O Cinema Novo, por isto, não fez melodramas: as mulheres do Cinema Novo sempre foram seres em busca de uma saída possível para o amor dada a impossibilidade de amar com fome: a mulher protótipo, a de Porto das Caixas, mata o marido; a Dandara de Ganga Zumba foge da guerra para um amor romântico; Sinhá Vitoria sonha com novos tempos para os filhos: Rosa vai ao crime para salvar Manuel e amá-lo em outras circunstâncias; a moça do padre precisa romper a batina para ganhar um novo homem; a mulher de O Desafio rompe com o amante porque prefere ficar fiel ao mundo burguês; a mulher em São Paulo S.A. quer a segurança do amor pequeno-burguês e para isto tentará reduzir a vida do marido à um sistema medíocre.

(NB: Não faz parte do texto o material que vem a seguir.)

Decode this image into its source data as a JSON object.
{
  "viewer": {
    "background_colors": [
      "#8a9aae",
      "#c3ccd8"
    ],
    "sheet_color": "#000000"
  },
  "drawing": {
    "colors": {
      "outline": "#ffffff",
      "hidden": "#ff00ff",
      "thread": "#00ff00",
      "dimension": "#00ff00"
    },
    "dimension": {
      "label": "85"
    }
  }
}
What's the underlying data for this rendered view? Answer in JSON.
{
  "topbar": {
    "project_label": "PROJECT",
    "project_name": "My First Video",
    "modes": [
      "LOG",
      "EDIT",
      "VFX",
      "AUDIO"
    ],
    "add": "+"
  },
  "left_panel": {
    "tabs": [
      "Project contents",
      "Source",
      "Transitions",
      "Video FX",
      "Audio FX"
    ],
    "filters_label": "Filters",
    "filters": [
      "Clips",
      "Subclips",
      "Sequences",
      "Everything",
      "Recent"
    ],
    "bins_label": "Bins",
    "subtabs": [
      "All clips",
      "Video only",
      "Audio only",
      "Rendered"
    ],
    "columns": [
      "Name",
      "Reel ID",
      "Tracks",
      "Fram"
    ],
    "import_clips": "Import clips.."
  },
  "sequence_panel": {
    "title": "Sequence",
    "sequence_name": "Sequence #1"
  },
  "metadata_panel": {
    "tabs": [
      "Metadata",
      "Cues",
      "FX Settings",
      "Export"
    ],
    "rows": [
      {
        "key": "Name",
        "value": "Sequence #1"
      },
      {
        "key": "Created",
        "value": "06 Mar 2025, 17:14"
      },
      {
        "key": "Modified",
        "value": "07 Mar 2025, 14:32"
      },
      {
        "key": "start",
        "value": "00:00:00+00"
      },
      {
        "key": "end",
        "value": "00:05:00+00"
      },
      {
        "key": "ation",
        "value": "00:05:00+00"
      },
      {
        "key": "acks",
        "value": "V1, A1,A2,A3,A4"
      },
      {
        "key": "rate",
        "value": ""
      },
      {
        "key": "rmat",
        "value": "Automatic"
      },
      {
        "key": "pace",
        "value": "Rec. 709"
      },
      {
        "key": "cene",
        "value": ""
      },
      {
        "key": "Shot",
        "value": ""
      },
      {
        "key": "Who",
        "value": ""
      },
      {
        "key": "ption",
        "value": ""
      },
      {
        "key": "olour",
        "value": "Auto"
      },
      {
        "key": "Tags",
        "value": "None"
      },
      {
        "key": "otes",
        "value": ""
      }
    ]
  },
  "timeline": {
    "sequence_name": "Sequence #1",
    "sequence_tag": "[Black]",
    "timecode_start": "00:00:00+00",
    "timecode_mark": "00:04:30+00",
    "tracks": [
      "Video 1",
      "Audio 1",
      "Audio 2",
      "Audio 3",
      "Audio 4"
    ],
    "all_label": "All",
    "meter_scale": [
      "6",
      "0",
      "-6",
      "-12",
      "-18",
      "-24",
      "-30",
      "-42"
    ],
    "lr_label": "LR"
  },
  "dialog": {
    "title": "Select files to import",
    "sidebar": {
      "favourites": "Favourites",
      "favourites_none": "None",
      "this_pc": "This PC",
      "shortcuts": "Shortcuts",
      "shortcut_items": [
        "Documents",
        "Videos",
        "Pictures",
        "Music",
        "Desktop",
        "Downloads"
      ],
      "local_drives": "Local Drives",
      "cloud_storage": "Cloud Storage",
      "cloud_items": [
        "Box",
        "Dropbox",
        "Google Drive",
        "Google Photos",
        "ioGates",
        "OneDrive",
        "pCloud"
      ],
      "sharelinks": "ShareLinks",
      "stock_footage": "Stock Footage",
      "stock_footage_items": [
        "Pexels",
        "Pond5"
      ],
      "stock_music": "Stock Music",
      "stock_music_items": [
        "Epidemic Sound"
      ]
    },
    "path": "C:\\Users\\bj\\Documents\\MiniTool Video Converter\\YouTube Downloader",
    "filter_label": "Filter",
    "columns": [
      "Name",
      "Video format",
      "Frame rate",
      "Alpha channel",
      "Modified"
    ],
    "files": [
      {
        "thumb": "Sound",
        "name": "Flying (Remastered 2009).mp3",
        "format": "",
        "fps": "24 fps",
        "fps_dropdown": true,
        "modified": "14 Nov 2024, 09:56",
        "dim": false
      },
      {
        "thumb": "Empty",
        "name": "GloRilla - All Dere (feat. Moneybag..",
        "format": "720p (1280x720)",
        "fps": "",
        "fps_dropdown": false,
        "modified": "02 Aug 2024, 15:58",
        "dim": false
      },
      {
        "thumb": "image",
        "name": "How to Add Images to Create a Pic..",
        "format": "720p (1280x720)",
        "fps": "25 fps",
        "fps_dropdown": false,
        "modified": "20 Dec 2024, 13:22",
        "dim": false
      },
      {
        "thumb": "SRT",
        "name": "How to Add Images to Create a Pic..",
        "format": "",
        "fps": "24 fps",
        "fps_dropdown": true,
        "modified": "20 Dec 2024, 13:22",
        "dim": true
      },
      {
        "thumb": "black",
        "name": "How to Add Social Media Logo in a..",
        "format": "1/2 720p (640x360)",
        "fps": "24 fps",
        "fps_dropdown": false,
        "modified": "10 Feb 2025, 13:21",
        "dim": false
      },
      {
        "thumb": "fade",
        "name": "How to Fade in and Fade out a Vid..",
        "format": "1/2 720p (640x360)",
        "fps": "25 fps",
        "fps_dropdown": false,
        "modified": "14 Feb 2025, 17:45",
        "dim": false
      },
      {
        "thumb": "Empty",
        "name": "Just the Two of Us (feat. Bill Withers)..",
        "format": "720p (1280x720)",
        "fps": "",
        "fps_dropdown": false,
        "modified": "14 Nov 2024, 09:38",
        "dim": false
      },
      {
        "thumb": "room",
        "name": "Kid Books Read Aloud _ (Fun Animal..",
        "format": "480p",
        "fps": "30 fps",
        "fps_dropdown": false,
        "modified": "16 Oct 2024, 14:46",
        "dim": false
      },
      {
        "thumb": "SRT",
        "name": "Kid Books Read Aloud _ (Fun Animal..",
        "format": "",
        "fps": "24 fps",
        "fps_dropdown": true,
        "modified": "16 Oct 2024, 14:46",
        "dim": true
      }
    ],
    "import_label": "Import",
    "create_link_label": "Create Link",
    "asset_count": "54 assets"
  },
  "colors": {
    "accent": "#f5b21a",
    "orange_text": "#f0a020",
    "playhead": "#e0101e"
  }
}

Explicação: Já passou o tempo em que o Cinema Novo precisava explicar-se para existir: o Cinema Novo necessita processar-se para que se explique, à medida que nossa realidade seja mais discernível à luz de pensamentos que não estejam debilitados ou delirantes pela fome. O Cinema Novo não pode desenvolver-se efetivamente enquanto permanecer marginal ao processo econômico e cultural do continente latino-americano: além do mais, porque o Cinema Novo é um fenômeno dos povos novos e não uma entidade privilegiada do Brasil: onde houver um cineasta disposto a filmar a verdade, e a enfrentar os padrões hipócritas e policialescos da censura intelectual, aí haverá um germe vivo do Cinema Novo. Onde houver um cineasta disposto a enfrentar o comercialismo, a exploração, a pornografia, o tecnicismo, aí haverá um germe do Cinema Novo. Onde houver um cineasta, de qualquer idade ou de qualquer procedência, pronto a pôr seu cinema e sua profissão a serviço das causas importantes de seu tempo, aí haverá um germe do Cinema Novo. A definição é esta e por esta definição o Cinema Novo se marginaliza da indústria porque o compromisso do Cinema Industrial é com a mentira e com a exploração. A integração econômica e industrial do Cinema Novo depende da liberdade da América Latina. Para esta liberdade, o Cinema Novo empenha-se, em nome de si próprio, de seus mais próximos e dispersos integrantes, dos mais burros aos mais talentosos, dos mais fracos aos mais fortes. É uma questão de moral que se refletirá nos filmes, no tempo de filmar um homem ou uma casa, no detalhe que observar, na moral que pregar: não é um filme mas um conjunto de filmes em evolução que dará, por fim, ao público a consciência de sua própria miséria.
Não temos por isto maiores pontos de contato com o cinema mundial. a não ser com suas origens técnicas e artísticas.
O Cinema Novo é um projeto que se realiza na política da fome, e sofre, por isto mesmo, todas as fraquezas conseqüentes de sua existência.